“Kapan kawin?”
“Nunggu apa? Keburu tua lho!”
“Kamu gay (lesbian) yah?”
“Ntar anakmu masih kecil-kecil, kamunya sudah tua!”
… dan masih banyak lagi bentuk kata lain dari pertanyaan-pertanyaan
yang serupa. Bagi kaum single (khususnya yang sudah cukup umur), pastinya sudah
tidak asing dan tidak luput dari pertanyaan-pertanyaan ini, terutama pada
acara-acara keluarga atau reuni.
Well, saya pun termasuk dalam kategori yang sering sekali menerima
pertanyaan-pertanyaan itu.
Siapakah yang sering melontarkan pertanyaan-pertanyaan itu? Tentunya
para elderly dan teman-teman yang sudah menikah dan at least (so far) cukup
atau bahagia dalam kehidupan berumah-tangganya.
Hal ini jelasnya nyata pada apa yang saya amati.
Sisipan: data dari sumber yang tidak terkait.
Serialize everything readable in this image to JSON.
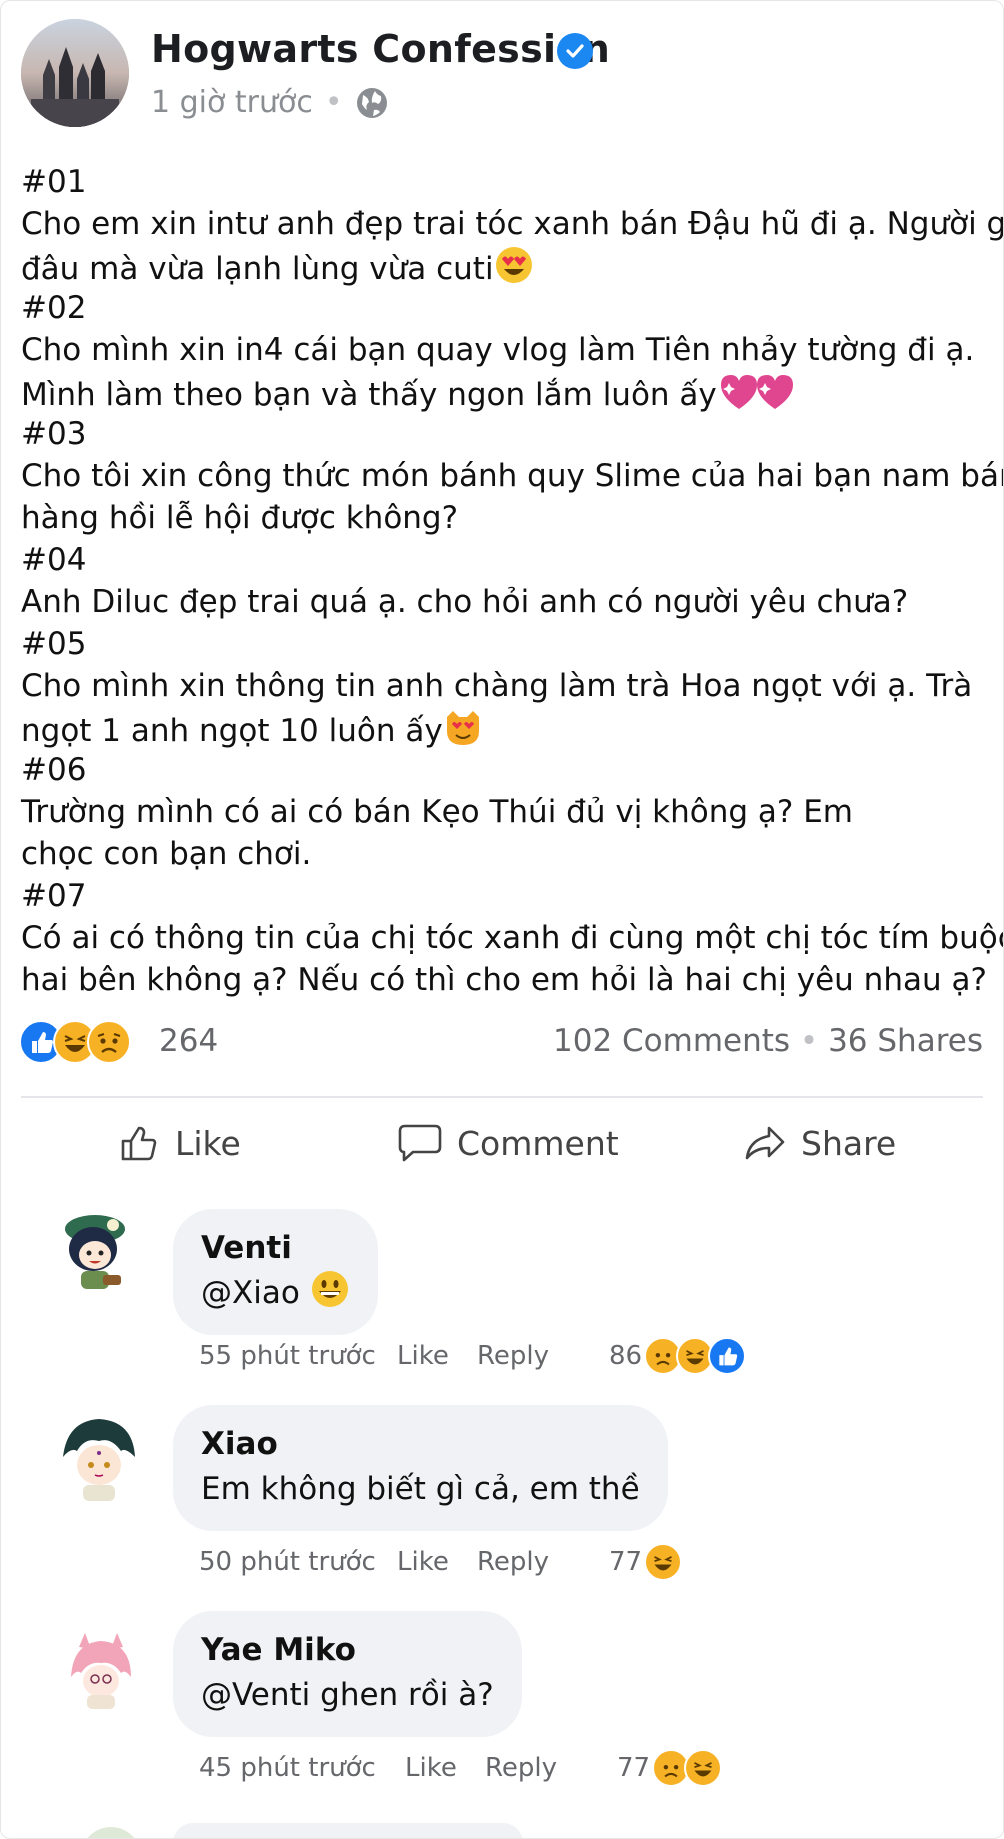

Teman dan rekan kerja yang tidak pernah menanyakan ke-single-an saya, mostly
adalah mereka yang belum menikah juga atau yang telah mencicipi pahitnya
kehidupan berumah tangga.
Mereka yang sedang dalam masalah rumah tangga kronis dan yang sudah
divorce, malahan lebih cuek dengan status single saya dan bahkan lebih wise
dalam memberi inputan tentang kata “pernikahan”.
Sempat seorang rekan kerja berkata (tidak dengan kata-kata yang sama
benar) “Buat apa juga menikah jika malah memperberat kesedihan saat masih single.”
Begitu pula dengan kata-kata (yang menurut saya) bijak yang saya baca
di sebuah buku (tidak dengan kata-kata yang sama benar) “kesenangan single akan
digantikan dengan kesenangan berumah tangga dan kesedihan single juga akan
digantikan dengan kesedihan berumah tangga.”